Saturday 25 October 2014

How to Fart in Public without Being Noticed (This is Hilarious)

 
So how do you fart in an elevator or at a movie, or while you’re just out on a date or out with pals? Here’s a complete guide to farting in public without ever getting caught!

Let it Rip:
Don’t be afraid to let it rip anywhere, anytime. Chances are if it’s in a public place with loads of people around, all heads will be turning at each other in suspicion. You must do the same. Act normal, and let the smell intoxicate the zone around you. Remember, the fart is your oyster.

Face Off:The most important part about farting is preventing anybody from seeing you do that hard-to-avoid facial expression upon release. Instead, release it naturally, and the moment you see someone else with a disgusted face, you must express disgust, subtly. It shouldn’t be a case of you noticing the fart first. In most cases, whoever detected it, ejected it.

Chain Reaction: Now that you’ve shown your disapproval, look around you and without pointing fingers per se, instead look at someone that looks like a farter, in disgust. The likelihood is that all others will look towards this person too. You need to be the ‘adult’ here.

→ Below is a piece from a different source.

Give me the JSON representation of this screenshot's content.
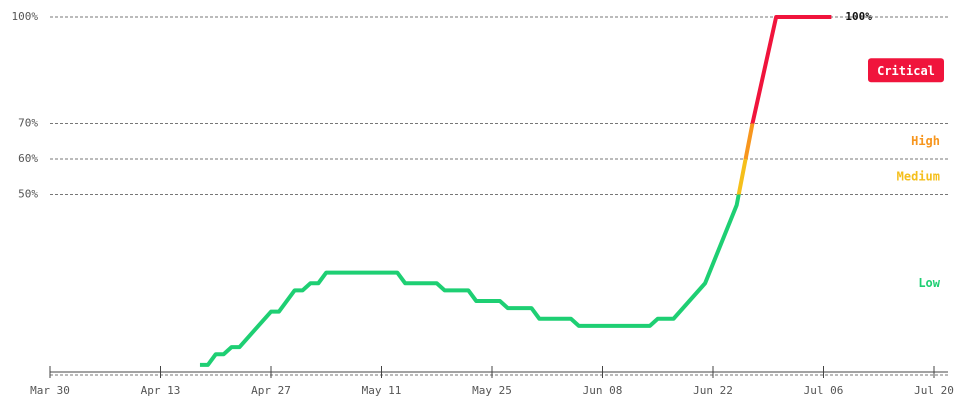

Lead others away from the act as if you’re a fireman on duty. Your leadership skills will be rewarded with glances of praise for your skill in dealing with the crime. At this point try not to release any more. Keep these in reserve for your next step, walking away.

Walk the Line Slowly, but in calculated fashion, walk confidently away from the scene of the crime and take out your mobile to show you’re a busy person who doesn’t have time for all this farting about. Your walk should be cool, like you’re an ubersexual on the Paris catwalk.

Wherever you may be, let your wind pass free

Swimming pools are always a good bet, even though bubbles will rise when you let it go. You can just flap your hands around when the bubbles rise indicating that the bubbles are a result of your hand waves and not your arse tremors.

If you need to let one go in the cinema, do it. With Dolby Surround Sound fitted into most cinemas, any scene usually has music or loud moments. Be opportunistic and release when the time is right.

Playing sports is always a good way to fart in public, especially with any sports involving running. Nobody can notice it because the adrenalin takes away anybody’s sense of noticing such an act

Covert Farting Techniques!

Cough loudly when you fart.

Act cool and suave, as if you would never fart.

Fart when dressed smartly. Chances are, you don’t fart compared to someone in jeans and sneakers.

If you’re out on a first date, let it be silent but violent. And go blaming it on the waiter while he poured the wine.

If in a meeting, let it out. But use the ‘squeaky chair’ you’re sitting on as an excuse.